Today we (parents, Russell, grandmother) drove south from Tucson to the back road through BLM land on which my grandpa's ashes are scattered. About six weeks ago, right after the cremation and memorial service, my parents and aunt and uncle and cousin drove out there, the spot having been chosen the day before, and did some ash-scattering (which, no matter how I try, I cannot picture in any other way than as a repeat of the ash-scattering scene in The Big Lebowski.) So we drove out there today, all five of us crammed in the car. It was a warm, clear day, and I love the road to Patagonia so much. We pulled up right where they'd scattered the ashes, off a dirt road and through a barbed wire fence we had to open, right at the base of a little gully with a cowpond nearby. We all got out of the car and sort of stood around staring, smiling at the sun, maybe crying a little, my mom and grandma extra-quiet. And then my dad beckoned me and Russell over to where he was standing. He pointed at the ground, and there by his feet were three piles of small grayish-white stones. "Here are some of your grandpa's ashes," he said. This really threw me: even if someone had told me that cremated people don't really break down all the way but remain pebble-sized instead, I still would have expected the few rains, the desert wind, ants, and the errant cow to have quickly obliterated any trace of actual physical grandpa-ness. But there he was in piles on the ground, bright against the weedy dirt.

We ate afterwards and drove around Patagonia, and all day since I have had a fantasy about renting a tiny house in Patagonia and writing. I would have a dog, and I would drive to Nogales every few weeks for supplies, and I would peck away at my computer.

I think my insistence on getting away from South Carolina now is because I know it'll be hard to leave once I get there. L is so rooted there. I have such inertia when I am somewhere, though as soon as I leave I am ecstatic. I just can't breathe back there, and I can't see. The roads are lined with trees, hiking means looking at trees, and there's too much oxygen.
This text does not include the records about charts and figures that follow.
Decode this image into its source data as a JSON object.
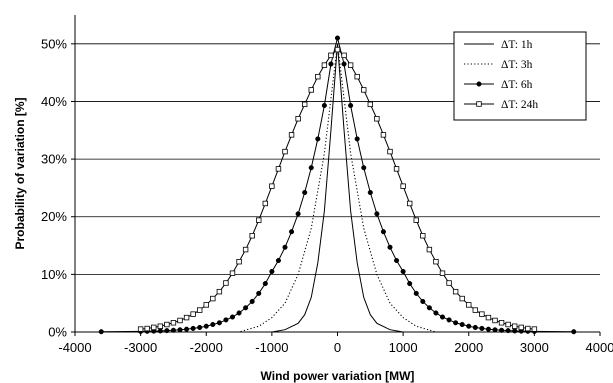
{
  "chart_data": {
    "type": "line",
    "title": "",
    "xlabel": "Wind power variation [MW]",
    "ylabel": "Probability of variation [%]",
    "xlim": [
      -4000,
      4000
    ],
    "ylim": [
      0,
      55
    ],
    "xticks": [
      -4000,
      -3000,
      -2000,
      -1000,
      0,
      1000,
      2000,
      3000,
      4000
    ],
    "xtick_labels": [
      "-4000",
      "-3000",
      "-2000",
      "-1000",
      "0",
      "1000",
      "2000",
      "3000",
      "4000"
    ],
    "yticks": [
      0,
      10,
      20,
      30,
      40,
      50
    ],
    "ytick_labels": [
      "0%",
      "10%",
      "20%",
      "30%",
      "40%",
      "50%"
    ],
    "grid": "horizontal",
    "legend_position": "top-right",
    "series": [
      {
        "name": "ΔT: 1h",
        "style": "solid",
        "marker": "none",
        "x": [
          -3600,
          -1000,
          -800,
          -600,
          -500,
          -400,
          -300,
          -200,
          -100,
          0,
          100,
          200,
          300,
          400,
          500,
          600,
          800,
          1000,
          3600
        ],
        "y": [
          0,
          0,
          0.4,
          1.5,
          3,
          6,
          12,
          21,
          35,
          50,
          35,
          21,
          12,
          6,
          3,
          1.5,
          0.4,
          0,
          0
        ]
      },
      {
        "name": "ΔT: 3h",
        "style": "dotted",
        "marker": "none",
        "x": [
          -3600,
          -1500,
          -1200,
          -1000,
          -800,
          -600,
          -400,
          -200,
          0,
          200,
          400,
          600,
          800,
          1000,
          1200,
          1500,
          3600
        ],
        "y": [
          0,
          0,
          1,
          2.5,
          5,
          10,
          18,
          31,
          50,
          31,
          18,
          10,
          5,
          2.5,
          1,
          0,
          0
        ]
      },
      {
        "name": "ΔT: 6h",
        "style": "solid",
        "marker": "filled-circle",
        "x": [
          -3600,
          -3000,
          -2900,
          -2800,
          -2700,
          -2600,
          -2500,
          -2400,
          -2300,
          -2200,
          -2100,
          -2000,
          -1900,
          -1800,
          -1700,
          -1600,
          -1500,
          -1400,
          -1300,
          -1200,
          -1100,
          -1000,
          -900,
          -800,
          -700,
          -600,
          -500,
          -400,
          -300,
          -200,
          -100,
          0,
          100,
          200,
          300,
          400,
          500,
          600,
          700,
          800,
          900,
          1000,
          1100,
          1200,
          1300,
          1400,
          1500,
          1600,
          1700,
          1800,
          1900,
          2000,
          2100,
          2200,
          2300,
          2400,
          2500,
          2600,
          2700,
          2800,
          2900,
          3000,
          3600
        ],
        "y": [
          0.05,
          0.1,
          0.12,
          0.15,
          0.19,
          0.24,
          0.3,
          0.38,
          0.48,
          0.62,
          0.79,
          1.0,
          1.3,
          1.6,
          2.1,
          2.6,
          3.3,
          4.2,
          5.3,
          6.7,
          8.4,
          10.5,
          12.4,
          14.7,
          17.4,
          20.5,
          24.2,
          28.5,
          33.5,
          39.3,
          46.5,
          51,
          46.5,
          39.3,
          33.5,
          28.5,
          24.2,
          20.5,
          17.4,
          14.7,
          12.4,
          10.5,
          8.4,
          6.7,
          5.3,
          4.2,
          3.3,
          2.6,
          2.1,
          1.6,
          1.3,
          1.0,
          0.79,
          0.62,
          0.48,
          0.38,
          0.3,
          0.24,
          0.19,
          0.15,
          0.12,
          0.1,
          0.05
        ]
      },
      {
        "name": "ΔT: 24h",
        "style": "solid",
        "marker": "open-square",
        "x": [
          -3000,
          -2900,
          -2800,
          -2700,
          -2600,
          -2500,
          -2400,
          -2300,
          -2200,
          -2100,
          -2000,
          -1900,
          -1800,
          -1700,
          -1600,
          -1500,
          -1400,
          -1300,
          -1200,
          -1100,
          -1000,
          -900,
          -800,
          -700,
          -600,
          -500,
          -400,
          -300,
          -200,
          -100,
          0,
          100,
          200,
          300,
          400,
          500,
          600,
          700,
          800,
          900,
          1000,
          1100,
          1200,
          1300,
          1400,
          1500,
          1600,
          1700,
          1800,
          1900,
          2000,
          2100,
          2200,
          2300,
          2400,
          2500,
          2600,
          2700,
          2800,
          2900,
          3000
        ],
        "y": [
          0.5,
          0.6,
          0.8,
          1.0,
          1.3,
          1.6,
          2.0,
          2.5,
          3.1,
          3.8,
          4.7,
          5.8,
          7.0,
          8.5,
          10.2,
          12.2,
          14.3,
          16.7,
          19.4,
          22.3,
          25.3,
          28.3,
          31.3,
          34.2,
          37.0,
          39.5,
          42.0,
          44.3,
          46.3,
          48.0,
          49,
          48.0,
          46.3,
          44.3,
          42.0,
          39.5,
          37.0,
          34.2,
          31.3,
          28.3,
          25.3,
          22.3,
          19.4,
          16.7,
          14.3,
          12.2,
          10.2,
          8.5,
          7.0,
          5.8,
          4.7,
          3.8,
          3.1,
          2.5,
          2.0,
          1.6,
          1.3,
          1.0,
          0.8,
          0.6,
          0.5
        ]
      }
    ]
  }
}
People are nice to me but nobody comes by to eat homemade bread at my apartment. Nobody cries to me. And I can never watch the sun set on the mountains.

I'm worried by my vitriol towards South Carolina in these last few entries; I'm worried that if I don't get out now I'll grow to really hate it.

I want a Bettina World Tour '04 T-shirt so bad.

This has still not been a complete recap of the events of the past few weeks. Things will come up, and I will process thewm as they do. I made only one solid resolution: it involves riding my bike to school a certain number of days a week. Beyond that, since I have to wait until at least March until I can find out what will happen to me PhD-wise, I resolve to be patient and not worry as much.